I follow Preston down the hallway, drawing into shadows as he glad-hands congregants and gives sound bites to reporters. He whistles, too full of himself to even notice that he’s got a shadow. He turns a corner and pushes open the door to the men’s room.

I go in right after him.

“Mr. Preston,” I say.

He raises his brows. “Why, Ms. Shaw. I would think a person with your sort of lifestyle would be the last one to make the mistake of walking into the facility with the picture of a man on it.”

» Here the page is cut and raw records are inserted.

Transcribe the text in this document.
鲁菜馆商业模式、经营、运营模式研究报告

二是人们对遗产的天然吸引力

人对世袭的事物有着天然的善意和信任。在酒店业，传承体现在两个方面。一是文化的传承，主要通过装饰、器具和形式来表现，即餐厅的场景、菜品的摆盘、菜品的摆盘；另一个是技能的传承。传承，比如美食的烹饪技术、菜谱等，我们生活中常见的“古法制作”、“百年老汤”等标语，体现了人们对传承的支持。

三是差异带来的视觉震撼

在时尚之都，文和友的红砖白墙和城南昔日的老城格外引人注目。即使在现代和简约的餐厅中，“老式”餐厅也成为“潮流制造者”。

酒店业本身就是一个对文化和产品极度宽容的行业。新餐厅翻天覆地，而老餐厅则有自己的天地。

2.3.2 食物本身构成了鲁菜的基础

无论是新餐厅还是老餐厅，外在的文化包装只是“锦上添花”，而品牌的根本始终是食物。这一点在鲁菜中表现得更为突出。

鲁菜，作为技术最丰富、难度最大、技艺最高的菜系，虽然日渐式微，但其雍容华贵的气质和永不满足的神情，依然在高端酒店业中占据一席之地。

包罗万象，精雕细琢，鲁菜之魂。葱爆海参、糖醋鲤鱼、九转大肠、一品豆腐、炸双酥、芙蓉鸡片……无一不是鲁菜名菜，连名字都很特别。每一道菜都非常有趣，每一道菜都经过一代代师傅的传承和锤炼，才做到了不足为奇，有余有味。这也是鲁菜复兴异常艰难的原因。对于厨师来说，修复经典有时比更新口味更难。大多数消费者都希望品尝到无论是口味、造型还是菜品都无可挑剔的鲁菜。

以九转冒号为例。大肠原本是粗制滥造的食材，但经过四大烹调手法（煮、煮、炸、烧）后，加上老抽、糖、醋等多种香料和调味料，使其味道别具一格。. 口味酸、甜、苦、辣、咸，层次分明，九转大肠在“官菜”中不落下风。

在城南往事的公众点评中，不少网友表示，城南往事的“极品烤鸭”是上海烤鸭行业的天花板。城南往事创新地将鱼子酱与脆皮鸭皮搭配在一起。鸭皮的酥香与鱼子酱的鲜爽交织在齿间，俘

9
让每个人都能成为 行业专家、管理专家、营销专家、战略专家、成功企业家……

“You know, I’m an educator. And you, Mr. Preston, are sorely in need of an education.”

“Oh, you think so?”

“I do.” I quickly glance under the stall doors, but, fortunately, we are the only ones in the room. “First, homosexuality? It’s not a lifestyle. It’s who I happen to be. Second, I didn’t choose to be attracted to women. I just am. Did you make a choice to be attracted to women? Was it during puberty? When you graduated from high school? Was it a question on the SATs? No. Homosexuality isn’t a choice any more than heterosexuality is. And I know this because why on earth would anyone choose to be gay? Why would I want to put myself through all the bullying and name-calling and physical abuse I’ve faced? Why would I want to constantly be looked down at and stereotyped by people like you? Why would I willingly pick a lifestyle, as you call it, that’s such an uphill battle? I honestly cannot believe someone who has traveled the world as much as you have, Mr. Preston, could have his eyes so tightly shut.”